Die Koalition hat sich auf eine Mehrwegpflicht für öffentliche Veranstaltungen in Bremen verständigt. Spätestens Anfang 2023 soll die Regelung in Kraft treten. Zunächst soll sie nur für Getränke gelten, nach einer Übergangsphase auch für Geschirr und Besteck. Betroffen wären alle Veranstaltungen, für die Bremen verantwortlich ist, etwa die Messe, aber auch Events im öffentlichen Raum, wie Freimarkt, Stadtteilfeste, Weihnachts- und Wochenmärkte. Für kleinere Veranstaltungen soll es Ausnahmeregelungen geben.

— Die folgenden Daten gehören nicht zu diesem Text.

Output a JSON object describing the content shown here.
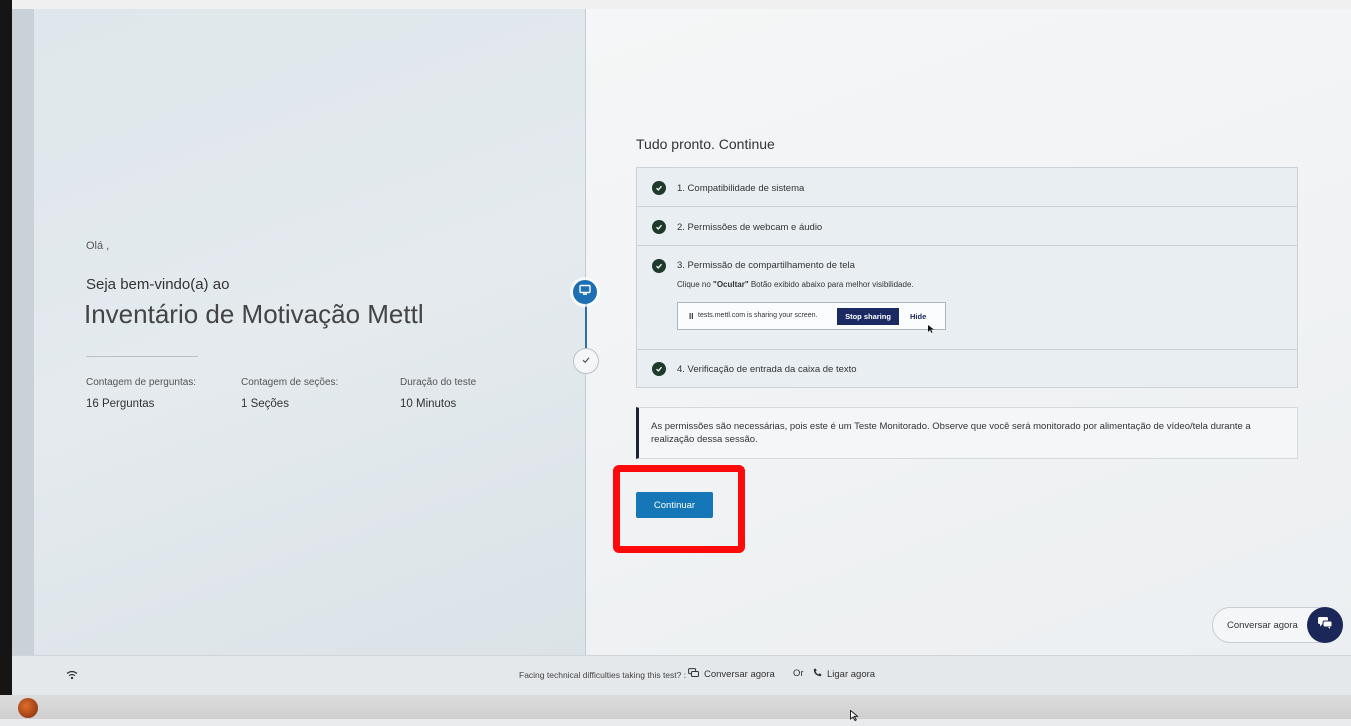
{
  "left": {
    "greeting": "Olá ,",
    "welcome": "Seja bem-vindo(a) ao",
    "test_title": "Inventário de Motivação Mettl",
    "stats": [
      {
        "label": "Contagem de perguntas:",
        "value": "16 Perguntas"
      },
      {
        "label": "Contagem de seções:",
        "value": "1 Seções"
      },
      {
        "label": "Duração do teste",
        "value": "10 Minutos"
      }
    ]
  },
  "right": {
    "title": "Tudo pronto. Continue",
    "checks": [
      {
        "label": "1. Compatibilidade de sistema"
      },
      {
        "label": "2. Permissões de webcam e áudio"
      },
      {
        "label": "3. Permissão de compartilhamento de tela"
      },
      {
        "label": "4. Verificação de entrada da caixa de texto"
      }
    ],
    "hint": {
      "prefix": "Clique no ",
      "bold": "\"Ocultar\"",
      "suffix": " Botão exibido abaixo para melhor visibilidade."
    },
    "share_bar": {
      "pause": "II",
      "text": "tests.mettl.com is sharing your screen.",
      "stop_label": "Stop sharing",
      "hide_label": "Hide"
    },
    "notice": "As permissões são necessárias, pois este é um Teste Monitorado. Observe que você será monitorado por alimentação de vídeo/tela durante a realização dessa sessão.",
    "continue_label": "Continuar"
  },
  "chat": {
    "label": "Conversar agora"
  },
  "footer": {
    "help_text": "Facing technical difficulties taking this test? :",
    "chat_label": "Conversar agora",
    "or_text": "Or",
    "call_label": "Ligar agora"
  },
  "colors": {
    "primary": "#1577b8",
    "highlight": "#ff0a0a",
    "stop_button": "#1c2a63",
    "check": "#1e3a2a"
  },
  "icons": [
    "monitor-icon",
    "check-icon",
    "checkmark-circle-icon",
    "chat-icon",
    "wifi-icon",
    "phone-icon",
    "cursor-icon"
  ]
}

Nach Gesprächen mit Handelskammer und Vertreterinnen und Vertretern betroffener Branchen haben sich die Fraktionen der Regierungskoalition geeinigt, die Mehrwegpflicht auf den Weg zu bringen. "Das ist super-sinnvoll, weil es Energie spart, weil es Müll spart und es meines Erachtens längst fällig ist, so eine Regelung zu haben", sagt der stellvertretende Fraktionschef der Linken, Klaus-Rainer Rupp. Auch für Ralph Saxe, umweltpolitischer Sprecher der Grünen, ist Bremen mit der Mehrwegpflicht vergleichsweise spät dran. Solche Regelungen seien andernorts längst "state of the art". Selbst die SPD, die dem Vernehmen nach am meisten Bedenken hegte, ist mittlerweile überzeugt. "Niemand ist dagegen, die Handelskammer, selbst die Schausteller von Freimarkt und Osterwiese, sagen, das ist möglich, insofern machen wir das", sagt Volker Stahmann, wirtschaftspolitischer Sprecher der SPD-Fraktion.

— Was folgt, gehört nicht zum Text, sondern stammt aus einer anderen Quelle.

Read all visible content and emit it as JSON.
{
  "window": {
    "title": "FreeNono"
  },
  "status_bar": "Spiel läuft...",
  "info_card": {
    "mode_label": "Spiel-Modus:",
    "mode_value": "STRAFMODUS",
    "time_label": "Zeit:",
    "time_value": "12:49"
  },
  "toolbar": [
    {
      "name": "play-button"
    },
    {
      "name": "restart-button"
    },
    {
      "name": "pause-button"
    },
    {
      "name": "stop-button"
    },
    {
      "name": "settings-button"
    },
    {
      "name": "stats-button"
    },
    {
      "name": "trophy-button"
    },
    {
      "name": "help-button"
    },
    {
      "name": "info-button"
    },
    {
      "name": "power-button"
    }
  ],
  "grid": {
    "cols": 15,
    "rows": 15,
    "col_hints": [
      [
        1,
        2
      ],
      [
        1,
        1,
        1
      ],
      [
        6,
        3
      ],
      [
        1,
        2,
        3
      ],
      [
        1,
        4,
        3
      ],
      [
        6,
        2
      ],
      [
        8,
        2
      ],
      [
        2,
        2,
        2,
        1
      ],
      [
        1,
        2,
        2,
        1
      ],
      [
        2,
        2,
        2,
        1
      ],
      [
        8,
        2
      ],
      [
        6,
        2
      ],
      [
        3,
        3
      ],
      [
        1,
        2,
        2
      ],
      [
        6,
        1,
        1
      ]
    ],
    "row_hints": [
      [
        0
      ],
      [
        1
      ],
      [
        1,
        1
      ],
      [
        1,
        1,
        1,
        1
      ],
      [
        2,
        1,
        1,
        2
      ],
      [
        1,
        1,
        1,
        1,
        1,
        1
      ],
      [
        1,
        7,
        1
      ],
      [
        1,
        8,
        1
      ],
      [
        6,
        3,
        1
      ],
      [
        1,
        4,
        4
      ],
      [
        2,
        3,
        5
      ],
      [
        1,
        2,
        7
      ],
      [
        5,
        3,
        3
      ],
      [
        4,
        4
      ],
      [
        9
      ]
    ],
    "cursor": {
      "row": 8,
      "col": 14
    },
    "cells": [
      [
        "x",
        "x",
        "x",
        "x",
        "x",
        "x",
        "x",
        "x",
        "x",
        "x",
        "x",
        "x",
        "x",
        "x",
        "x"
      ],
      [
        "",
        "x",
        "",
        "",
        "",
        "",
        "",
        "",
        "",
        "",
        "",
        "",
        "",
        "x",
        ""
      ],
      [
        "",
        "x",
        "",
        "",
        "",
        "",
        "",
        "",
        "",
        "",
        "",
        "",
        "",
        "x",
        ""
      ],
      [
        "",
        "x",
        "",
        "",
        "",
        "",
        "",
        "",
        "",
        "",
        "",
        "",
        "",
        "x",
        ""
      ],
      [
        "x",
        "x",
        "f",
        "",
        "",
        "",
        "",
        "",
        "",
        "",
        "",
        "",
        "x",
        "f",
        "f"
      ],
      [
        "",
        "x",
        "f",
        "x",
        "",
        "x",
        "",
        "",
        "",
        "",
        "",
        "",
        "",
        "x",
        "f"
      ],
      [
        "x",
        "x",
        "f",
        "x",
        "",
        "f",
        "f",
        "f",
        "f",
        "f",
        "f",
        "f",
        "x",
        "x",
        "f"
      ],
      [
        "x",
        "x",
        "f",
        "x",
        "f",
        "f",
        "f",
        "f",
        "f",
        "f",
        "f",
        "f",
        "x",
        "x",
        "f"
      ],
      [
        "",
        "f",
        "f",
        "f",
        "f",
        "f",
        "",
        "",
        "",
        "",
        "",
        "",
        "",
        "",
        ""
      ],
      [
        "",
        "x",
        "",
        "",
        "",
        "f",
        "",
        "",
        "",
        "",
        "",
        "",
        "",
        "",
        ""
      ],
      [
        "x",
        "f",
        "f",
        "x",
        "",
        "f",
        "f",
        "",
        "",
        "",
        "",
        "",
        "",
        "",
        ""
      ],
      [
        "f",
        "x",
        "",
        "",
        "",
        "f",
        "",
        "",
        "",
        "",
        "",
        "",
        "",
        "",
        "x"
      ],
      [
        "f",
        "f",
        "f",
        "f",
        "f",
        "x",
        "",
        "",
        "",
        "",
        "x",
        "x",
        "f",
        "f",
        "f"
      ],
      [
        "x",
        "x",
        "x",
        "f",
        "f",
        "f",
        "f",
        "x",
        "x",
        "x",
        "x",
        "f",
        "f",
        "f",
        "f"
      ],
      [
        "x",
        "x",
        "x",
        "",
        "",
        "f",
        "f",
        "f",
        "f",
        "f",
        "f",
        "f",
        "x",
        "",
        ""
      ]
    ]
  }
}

Einige Schaustellerinnen und Schausteller sind allerdings nicht glücklich mit der Aussicht auf eine Mehrwegpflicht. Manche befürchten Schwierigkeiten, wenn es etwa um Speisen zum Mitnehmen geht, andere haben Sorge vor zusätzlichen Kosten.

Es muss auf jeden Fall darauf geachtet werden, dass es praktikabel bleibt – es nutzt uns das ganze System nichts, wenn der Bürger sich nicht mehr mitgenommen fühlt.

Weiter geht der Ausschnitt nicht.